Jenea McCammon

Personal information
- Born: 9 June 1991 (age 35)

Sport
- Sport: Track and field

Medal record
Representing Guyana
South American Games
| Bronze medal – third place | 2018 Cochabamba | 100m hurdles |

= Jenea McCammon =

Guyanese hurdler

Jenea Stacia McCammon (born 9 June 1991) is a Guyanese hurdler who competes in both 100 and 400 metres hurdles.

She represents Guyana since 2014. In the 100 metres hurdles she finished fourth at the 2017 South American Championships, won the bronze medal at the 2018 South American Games and finished seventh at the 2018 Central American and Caribbean Games.

In the 400 metres hurdles she finished fifth at the 2017 South American Championships. She also competed at the 2015 Pan American Games without reaching the final.

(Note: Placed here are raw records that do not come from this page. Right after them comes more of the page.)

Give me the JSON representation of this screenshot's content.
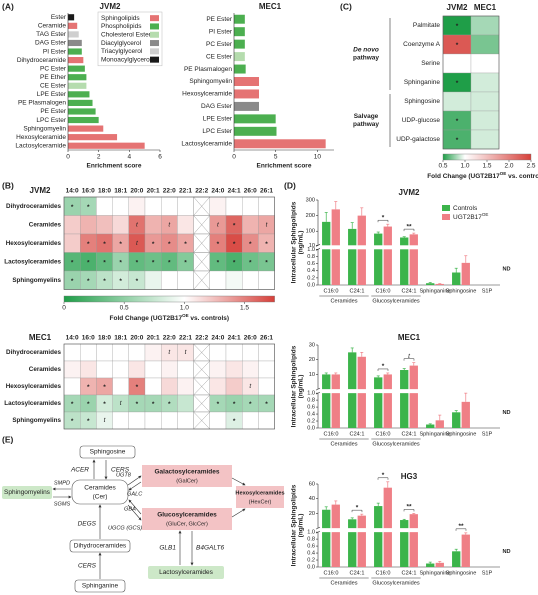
{
  "panel_labels": [
    "(A)",
    "(B)",
    "(C)",
    "(D)",
    "(E)"
  ],
  "chart_data": [
    {
      "type": "bar",
      "orientation": "horizontal",
      "title": "JVM2",
      "categories": [
        "Ester",
        "Ceramide",
        "TAG Ester",
        "DAG Ester",
        "PI Ester",
        "Dihydroceramide",
        "PC Ester",
        "PE Ether",
        "CE Ester",
        "LPE Ester",
        "PE Plasmalogen",
        "PE Ester",
        "LPC Ester",
        "Sphingomyelin",
        "Hexosylceramide",
        "Lactosylceramide"
      ],
      "values": [
        0.4,
        0.6,
        0.7,
        0.9,
        0.9,
        1.0,
        1.1,
        1.2,
        1.2,
        1.4,
        1.6,
        1.8,
        2.0,
        2.3,
        3.2,
        5.0
      ],
      "colors": [
        "#1a1a1a",
        "#e57373",
        "#cfcfcf",
        "#8a8a8a",
        "#4caf50",
        "#e57373",
        "#4caf50",
        "#4caf50",
        "#b5dcae",
        "#4caf50",
        "#4caf50",
        "#4caf50",
        "#4caf50",
        "#e57373",
        "#e57373",
        "#e57373"
      ],
      "xlim": [
        0,
        6
      ],
      "xticks": [
        0,
        2,
        4,
        6
      ],
      "xlabel": "Enrichment score",
      "legend": [
        {
          "name": "Sphingolipids",
          "color": "#e57373"
        },
        {
          "name": "Phospholipids",
          "color": "#4caf50"
        },
        {
          "name": "Cholesterol Ester",
          "color": "#b5dcae"
        },
        {
          "name": "Diacylglycerol",
          "color": "#8a8a8a"
        },
        {
          "name": "Triacylglycerol",
          "color": "#cfcfcf"
        },
        {
          "name": "Monoacylglycerol",
          "color": "#1a1a1a"
        }
      ]
    },
    {
      "type": "bar",
      "orientation": "horizontal",
      "title": "MEC1",
      "categories": [
        "PE Ester",
        "PI Ester",
        "PC Ester",
        "CE Ester",
        "PE Plasmalogen",
        "Sphingomyelin",
        "Hexosylceramide",
        "DAG Ester",
        "LPE Ester",
        "LPC Ester",
        "Lactosylceramide"
      ],
      "values": [
        1.3,
        1.3,
        1.3,
        1.3,
        1.4,
        3.0,
        3.0,
        3.0,
        5.0,
        5.1,
        11.0
      ],
      "colors": [
        "#4caf50",
        "#4caf50",
        "#4caf50",
        "#b5dcae",
        "#4caf50",
        "#e57373",
        "#e57373",
        "#8a8a8a",
        "#4caf50",
        "#4caf50",
        "#e57373"
      ],
      "xlim": [
        0,
        12
      ],
      "xticks": [
        0,
        5,
        10
      ],
      "xlabel": "Enrichment score"
    },
    {
      "type": "heatmap",
      "columns": [
        "JVM2",
        "MEC1"
      ],
      "rows": [
        "Palmitate",
        "Coenzyme A",
        "Serine",
        "Sphinganine",
        "Sphingosine",
        "UDP-glucose",
        "UDP-galactose"
      ],
      "values": [
        [
          0.45,
          0.8
        ],
        [
          2.3,
          0.7
        ],
        [
          1.0,
          1.0
        ],
        [
          0.5,
          0.9
        ],
        [
          0.9,
          0.9
        ],
        [
          0.6,
          0.9
        ],
        [
          0.6,
          0.9
        ]
      ],
      "annotations": [
        [
          "*",
          null
        ],
        [
          "*",
          null
        ],
        [
          null,
          null
        ],
        [
          "*",
          null
        ],
        [
          null,
          null
        ],
        [
          "*",
          null
        ],
        [
          "*",
          null
        ]
      ],
      "groups": [
        {
          "label": [
            "De novo",
            "pathway"
          ],
          "rows": [
            0,
            3
          ]
        },
        {
          "label": [
            "Salvage",
            "pathway"
          ],
          "rows": [
            4,
            6
          ]
        }
      ],
      "zlim": [
        0.5,
        2.5
      ],
      "zmid": 1,
      "colors": [
        "#1f9e48",
        "#ffffff",
        "#d6403a"
      ],
      "colorbar_ticks": [
        0.5,
        {
          "value": 1,
          "label": "1.0"
        },
        1.5,
        {
          "value": 2,
          "label": "2.0"
        },
        2.5
      ],
      "colorbar_label": [
        "Fold Change (UGT2B17",
        "OE",
        " vs. controls)"
      ]
    },
    {
      "type": "heatmap",
      "title": "JVM2",
      "columns": [
        "14:0",
        "16:0",
        "18:0",
        "18:1",
        "20:0",
        "20:1",
        "22:0",
        "22:1",
        "22:2",
        "24:0",
        "24:1",
        "26:0",
        "26:1"
      ],
      "rows": [
        "Dihydroceramides",
        "Ceramides",
        "Hexosylceramides",
        "Lactosylceramides",
        "Sphingomyelins"
      ],
      "values": [
        [
          0.55,
          0.6,
          1.0,
          1.0,
          1.05,
          1.0,
          1.0,
          1.0,
          null,
          1.05,
          1.0,
          1.0,
          1.0
        ],
        [
          1.2,
          1.3,
          1.25,
          1.15,
          1.55,
          1.3,
          1.35,
          1.1,
          null,
          1.4,
          1.6,
          1.3,
          1.35
        ],
        [
          1.2,
          1.5,
          1.55,
          1.35,
          1.65,
          1.4,
          1.45,
          1.35,
          null,
          1.5,
          1.7,
          1.45,
          1.3
        ],
        [
          0.25,
          0.2,
          0.3,
          0.55,
          0.3,
          0.35,
          0.3,
          0.45,
          null,
          0.3,
          0.2,
          0.35,
          0.4
        ],
        [
          0.55,
          0.6,
          0.7,
          0.8,
          0.75,
          0.9,
          1.0,
          1.0,
          null,
          1.0,
          0.95,
          1.0,
          1.0
        ]
      ],
      "annotations": [
        [
          "*",
          "*",
          null,
          null,
          null,
          null,
          null,
          null,
          null,
          null,
          null,
          null,
          null
        ],
        [
          null,
          null,
          null,
          null,
          "t",
          null,
          "t",
          null,
          null,
          "t",
          "*",
          null,
          "t"
        ],
        [
          null,
          "*",
          "*",
          "*",
          "t",
          "*",
          "*",
          "*",
          null,
          "*",
          "*",
          "*",
          "*"
        ],
        [
          "*",
          "*",
          "*",
          "*",
          "*",
          "*",
          "*",
          "*",
          null,
          "*",
          "*",
          "*",
          "*"
        ],
        [
          "*",
          "*",
          "*",
          "*",
          "*",
          null,
          null,
          null,
          null,
          null,
          null,
          null,
          null
        ]
      ],
      "zlim": [
        0,
        1.75
      ],
      "zmid": 1,
      "colors": [
        "#1f9e48",
        "#ffffff",
        "#d6403a"
      ],
      "colorbar_ticks": [
        0,
        0.5,
        {
          "value": 1,
          "label": "1.0"
        },
        1.5
      ],
      "colorbar_label": [
        "Fold Change (UGT2B17",
        "OE",
        " vs. controls)"
      ]
    },
    {
      "type": "heatmap",
      "title": "MEC1",
      "columns": [
        "14:0",
        "16:0",
        "18:0",
        "18:1",
        "20:0",
        "20:1",
        "22:0",
        "22:1",
        "22:2",
        "24:0",
        "24:1",
        "26:0",
        "26:1"
      ],
      "rows": [
        "Dihydroceramides",
        "Ceramides",
        "Hexosylceramides",
        "Lactosylceramides",
        "Sphingomyelins"
      ],
      "values": [
        [
          1.0,
          1.0,
          1.0,
          1.0,
          1.0,
          1.05,
          1.1,
          1.1,
          null,
          1.0,
          1.0,
          1.0,
          1.0
        ],
        [
          1.05,
          1.1,
          1.0,
          1.0,
          1.1,
          1.0,
          1.05,
          1.0,
          null,
          1.05,
          1.1,
          1.05,
          1.0
        ],
        [
          1.0,
          1.3,
          1.35,
          1.0,
          1.5,
          1.0,
          1.15,
          1.05,
          null,
          1.1,
          1.2,
          1.1,
          1.0
        ],
        [
          0.6,
          0.55,
          0.8,
          0.7,
          0.6,
          0.6,
          0.65,
          0.75,
          null,
          0.6,
          0.55,
          0.6,
          0.6
        ],
        [
          0.7,
          0.75,
          0.9,
          1.0,
          1.0,
          1.0,
          1.0,
          1.0,
          null,
          1.0,
          0.85,
          1.0,
          1.0
        ]
      ],
      "annotations": [
        [
          null,
          null,
          null,
          null,
          null,
          null,
          "t",
          "t",
          null,
          null,
          null,
          null,
          null
        ],
        [
          null,
          null,
          null,
          null,
          null,
          null,
          null,
          null,
          null,
          null,
          null,
          null,
          null
        ],
        [
          null,
          "*",
          "*",
          null,
          "*",
          null,
          null,
          null,
          null,
          null,
          null,
          "t",
          null
        ],
        [
          "*",
          "*",
          "*",
          "t",
          "*",
          "*",
          "*",
          null,
          null,
          "*",
          "*",
          "*",
          "*"
        ],
        [
          "*",
          "*",
          "t",
          null,
          null,
          null,
          null,
          null,
          null,
          null,
          "*",
          null,
          null
        ]
      ],
      "zlim": [
        0,
        1.75
      ],
      "zmid": 1,
      "colors": [
        "#1f9e48",
        "#ffffff",
        "#d6403a"
      ]
    },
    {
      "type": "bar",
      "orientation": "vertical",
      "title": "JVM2",
      "legend": true,
      "categories": [
        "C16:0",
        "C24:1",
        "C16:0",
        "C24:1",
        "Sphinganine",
        "Sphingosine",
        "S1P"
      ],
      "groups": [
        {
          "label": "Ceramides",
          "categories": [
            0,
            1
          ]
        },
        {
          "label": "Glucosylceramides",
          "categories": [
            2,
            3
          ]
        }
      ],
      "series": [
        {
          "name": "Controls",
          "color": "#3cb44b",
          "values": [
            160,
            115,
            85,
            60,
            0.05,
            0.35,
            null
          ],
          "errors": [
            60,
            40,
            10,
            5,
            0.02,
            0.12,
            null
          ]
        },
        {
          "name": "UGT2B17",
          "name_superscript": "OE",
          "color": "#ef7f86",
          "values": [
            240,
            200,
            130,
            80,
            0.03,
            0.62,
            null
          ],
          "errors": [
            50,
            50,
            15,
            8,
            0.01,
            0.2,
            null
          ]
        }
      ],
      "segments": [
        {
          "ylim": [
            0,
            1
          ],
          "yticks": [
            {
              "value": 0,
              "label": "0.0"
            },
            0.2,
            0.4,
            0.6,
            0.8,
            {
              "value": 1,
              "label": "1.0"
            }
          ]
        },
        {
          "ylim": [
            10,
            300
          ],
          "yticks": [
            10,
            100,
            200,
            300
          ]
        }
      ],
      "ylabel": [
        "Intracellular Sphingolipids",
        "(ng/mL)"
      ],
      "annotations": [
        {
          "category": 2,
          "label": "*"
        },
        {
          "category": 3,
          "label": "**"
        }
      ],
      "nd": {
        "category": 6,
        "label": "ND"
      }
    },
    {
      "type": "bar",
      "orientation": "vertical",
      "title": "MEC1",
      "legend": false,
      "categories": [
        "C16:0",
        "C24:1",
        "C16:0",
        "C24:1",
        "Sphinganine",
        "Sphingosine",
        "S1P"
      ],
      "groups": [
        {
          "label": "Ceramides",
          "categories": [
            0,
            1
          ]
        },
        {
          "label": "Glucosylceramides",
          "categories": [
            2,
            3
          ]
        }
      ],
      "series": [
        {
          "name": "Controls",
          "color": "#3cb44b",
          "values": [
            10,
            25,
            8,
            13,
            0.1,
            0.45,
            null
          ],
          "errors": [
            1,
            3,
            1,
            1,
            0.02,
            0.05,
            null
          ]
        },
        {
          "name": "UGT2B17",
          "name_superscript": "OE",
          "color": "#ef7f86",
          "values": [
            10,
            22,
            10,
            16,
            0.22,
            0.75,
            null
          ],
          "errors": [
            1,
            3,
            1,
            2,
            0.15,
            0.25,
            null
          ]
        }
      ],
      "segments": [
        {
          "ylim": [
            0,
            1
          ],
          "yticks": [
            {
              "value": 0,
              "label": "0.0"
            },
            0.2,
            0.4,
            0.6,
            0.8,
            {
              "value": 1,
              "label": "1.0"
            }
          ]
        },
        {
          "ylim": [
            0,
            30
          ],
          "yticks": [
            10,
            20,
            30
          ]
        }
      ],
      "ylabel": [
        "Intracellular Sphingolipids",
        "(ng/mL)"
      ],
      "annotations": [
        {
          "category": 2,
          "label": "*"
        },
        {
          "category": 3,
          "label": "t"
        }
      ],
      "nd": {
        "category": 6,
        "label": "ND"
      }
    },
    {
      "type": "bar",
      "orientation": "vertical",
      "title": "HG3",
      "legend": false,
      "categories": [
        "C16:0",
        "C24:1",
        "C16:0",
        "C24:1",
        "Sphinganine",
        "Sphingosine",
        "S1P"
      ],
      "groups": [
        {
          "label": "Ceramides",
          "categories": [
            0,
            1
          ]
        },
        {
          "label": "Glucosylceramides",
          "categories": [
            2,
            3
          ]
        }
      ],
      "series": [
        {
          "name": "Controls",
          "color": "#3cb44b",
          "values": [
            25,
            12,
            30,
            11,
            0.1,
            0.45,
            null
          ],
          "errors": [
            4,
            2,
            4,
            1,
            0.04,
            0.06,
            null
          ]
        },
        {
          "name": "UGT2B17",
          "name_superscript": "OE",
          "color": "#ef7f86",
          "values": [
            32,
            17,
            55,
            19,
            0.12,
            0.93,
            null
          ],
          "errors": [
            5,
            2,
            8,
            1,
            0.04,
            0.05,
            null
          ]
        }
      ],
      "segments": [
        {
          "ylim": [
            0,
            1
          ],
          "yticks": [
            {
              "value": 0,
              "label": "0.0"
            },
            0.2,
            0.4,
            0.6,
            0.8,
            {
              "value": 1,
              "label": "1.0"
            }
          ]
        },
        {
          "ylim": [
            0,
            60
          ],
          "yticks": [
            20,
            40,
            60
          ]
        }
      ],
      "ylabel": [
        "Intracellular Sphingolipids",
        "(ng/mL)"
      ],
      "annotations": [
        {
          "category": 1,
          "label": "*"
        },
        {
          "category": 2,
          "label": "*"
        },
        {
          "category": 3,
          "label": "**"
        },
        {
          "category": 5,
          "label": "**"
        }
      ],
      "nd": {
        "category": 6,
        "label": "ND"
      }
    }
  ],
  "diagram": {
    "nodes": [
      {
        "label": "Sphingosine"
      },
      {
        "label": "Sphingomyelins"
      },
      {
        "label": "Ceramides",
        "sublabel": "(Cer)"
      },
      {
        "label": "Galactosylceramides",
        "sublabel": "(GalCer)"
      },
      {
        "label": "Glucosylceramides",
        "sublabel": "(GluCer, GlcCer)"
      },
      {
        "label": "Hexosylceramides",
        "sublabel": "(HexCer)"
      },
      {
        "label": "Dihydroceramides"
      },
      {
        "label": "Sphinganine"
      },
      {
        "label": "Lactosylceramides"
      }
    ],
    "enzymes": [
      "ACER",
      "CERS",
      "SMPD",
      "SGMS",
      "UGT8",
      "GALC",
      "GBA",
      "UGCG (GCS)",
      "DEGS",
      "CERS",
      "GLB1",
      "B4GALT6"
    ]
  }
}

Her personal best times are 13.27 seconds in the 100 metres hurdles, achieved at the 2018 Central American and Caribbean Games in Barranquilla; and 57.92 seconds in the 400 metres hurdles, achieved in May 2012 in Greensboro. The 100 m hurdles time is a Guyanese record, however her Guyanese 400 m hurdles record is 58.46 seconds from 2016 due to her representing the US when achieving her personal best.